Social justice issues that cannabis companies have addressed about over the years, Drake said, include equity for women and other under-represented groups in the business world; concern for veterans suffering from PTSD and other ailments; AIDS activism; and, yes, expungement of cannabis convictions.
Other cannabis companies have reflected similar values during the current pandemic. A small sampling includes:
·     Prima, a Santa Monica, Calif., wellness brand, through its PRIMACARES initiative, is offering 1,000 hospital workers and medical personnel free containers of its vegan CBD soft gel, the Daily, plus the option to pick a free Skin Therapy or R&R Cream.
·      Friends In Weed (FIW) is a Colorado initiative founded by the cannabis companies Veritas, Olio, Cookies and 1906. Under the initiative, FIW’s business partners are purchasing gift cards from participating restaurants to offer as a “tip” for sales chalked up by their newest “budtenders” recently laid off by those restaurants.” To date, FIW has donated more than $24,500 in local restaurant gift cards and partnered with more than 20 restaurants.
·     Equilibriaa Chicago-based startup, is donating over $100,000 worth of CBD products to 1,500 women on the front lines of the pandemic. The women work at hospitals, grocery stores and other organizations helping locals during the pandemic.
·     SōRSE Technology Team, based in Seattle, is made up of food scientists and consumer packaged goods, manufacturing and cannabis experts. Those personnel in March decided to assist their local community with a public blood drive, to help with the crisis.
·     Eco Four Twenty, in Toronto, makes eco-friendly smoke filters for discreet, less odorous smoking. Recently, the filters’ technology and production capacity have been retooled so the company can manufacture medical masks against COVID-19. The masks are being donated to hospitals and elderly care centers.
·     Platinum is a San Diego-based cannabis company that makes edibles, flower and vapes. Since the pandemic, Platinum has hosted a “Budtender Burrito Day,” giving MedMen budtenders free burrito lunches while they work through this time. The company has also had employees donate blood and has donated bulk staple foods and household goods to the San Diego Food Bank.
·     Anzie Blue is a CBD company based in Nashville. Its CBD + Coffee wellness shop is located across the street from a hospital, where staffers see the medical personnel going into work on the front line on a daily basis. As such, Anzie Blue has implemented a free curbside coffee program for the local Nashville medical corps. Its full post about the effort is here.

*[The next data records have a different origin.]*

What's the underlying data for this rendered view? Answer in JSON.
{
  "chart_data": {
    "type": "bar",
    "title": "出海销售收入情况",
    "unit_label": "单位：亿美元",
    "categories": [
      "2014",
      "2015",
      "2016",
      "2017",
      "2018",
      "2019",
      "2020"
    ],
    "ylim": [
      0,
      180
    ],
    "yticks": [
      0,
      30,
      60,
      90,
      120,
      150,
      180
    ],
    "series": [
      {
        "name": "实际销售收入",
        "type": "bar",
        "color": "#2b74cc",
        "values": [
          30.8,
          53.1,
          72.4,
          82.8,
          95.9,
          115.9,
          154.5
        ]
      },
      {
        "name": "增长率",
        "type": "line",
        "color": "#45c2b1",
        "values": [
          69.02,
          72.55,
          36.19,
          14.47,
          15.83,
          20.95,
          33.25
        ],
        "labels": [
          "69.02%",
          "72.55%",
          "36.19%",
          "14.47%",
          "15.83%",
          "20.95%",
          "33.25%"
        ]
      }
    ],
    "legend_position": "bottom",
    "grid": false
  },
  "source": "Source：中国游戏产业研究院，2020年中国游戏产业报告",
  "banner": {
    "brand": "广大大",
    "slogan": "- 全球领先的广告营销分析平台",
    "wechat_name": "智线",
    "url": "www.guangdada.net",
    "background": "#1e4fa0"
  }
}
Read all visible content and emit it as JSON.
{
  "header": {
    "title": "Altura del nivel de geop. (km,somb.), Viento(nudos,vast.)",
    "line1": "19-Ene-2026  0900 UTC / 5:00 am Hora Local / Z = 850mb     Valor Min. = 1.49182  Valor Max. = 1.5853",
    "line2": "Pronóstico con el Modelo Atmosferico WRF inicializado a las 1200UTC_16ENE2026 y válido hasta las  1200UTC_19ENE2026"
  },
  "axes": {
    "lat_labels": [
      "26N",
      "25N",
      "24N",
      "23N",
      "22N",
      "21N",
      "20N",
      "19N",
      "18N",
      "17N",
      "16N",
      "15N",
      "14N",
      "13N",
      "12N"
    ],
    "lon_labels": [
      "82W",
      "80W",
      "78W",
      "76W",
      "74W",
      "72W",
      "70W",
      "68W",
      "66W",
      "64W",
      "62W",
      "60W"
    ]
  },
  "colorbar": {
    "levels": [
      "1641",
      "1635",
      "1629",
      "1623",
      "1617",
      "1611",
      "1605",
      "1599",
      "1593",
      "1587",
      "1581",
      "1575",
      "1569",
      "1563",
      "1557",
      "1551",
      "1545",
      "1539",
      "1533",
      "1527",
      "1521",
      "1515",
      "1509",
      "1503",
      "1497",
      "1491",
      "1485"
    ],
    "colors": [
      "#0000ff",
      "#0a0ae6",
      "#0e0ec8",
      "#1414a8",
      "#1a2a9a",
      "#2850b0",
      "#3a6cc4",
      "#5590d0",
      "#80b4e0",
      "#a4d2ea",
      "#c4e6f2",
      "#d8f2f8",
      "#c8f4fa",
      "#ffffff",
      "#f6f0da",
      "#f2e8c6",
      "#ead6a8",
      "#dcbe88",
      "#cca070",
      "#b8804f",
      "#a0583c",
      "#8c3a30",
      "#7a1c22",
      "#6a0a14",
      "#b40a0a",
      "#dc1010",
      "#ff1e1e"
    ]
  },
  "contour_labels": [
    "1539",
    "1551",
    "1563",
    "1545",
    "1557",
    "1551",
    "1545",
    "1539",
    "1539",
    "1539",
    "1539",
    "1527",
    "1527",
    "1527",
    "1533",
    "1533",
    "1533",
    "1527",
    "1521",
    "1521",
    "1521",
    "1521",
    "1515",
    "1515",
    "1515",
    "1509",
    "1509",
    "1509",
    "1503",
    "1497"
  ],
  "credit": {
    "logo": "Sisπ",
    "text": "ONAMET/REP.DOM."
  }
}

·     Green Flower Mediawhich claims to be the world’s largest online cannabis education platform, is offering its most popular online training program, Fundamentals of Cannabis, for free. Green Flower is doing this to help its community and the cannabis industry, as well as provide new career skills to those whose jobs have been put in jeopardy by the crisis. Information about the course is here.
·     Mad Tasty is an all-natural, low-calorie beverage with 20 mg of pure broad-spectrum hemp extract designed to keep creative energies flowing. Music industry member Ryan Tedder of OneRepublic and NBC’s Songland is its creator. This month and up until May 21, Tedder has launched a new mystery flavor, with proceeds from online sales being donated to the American Red Cross.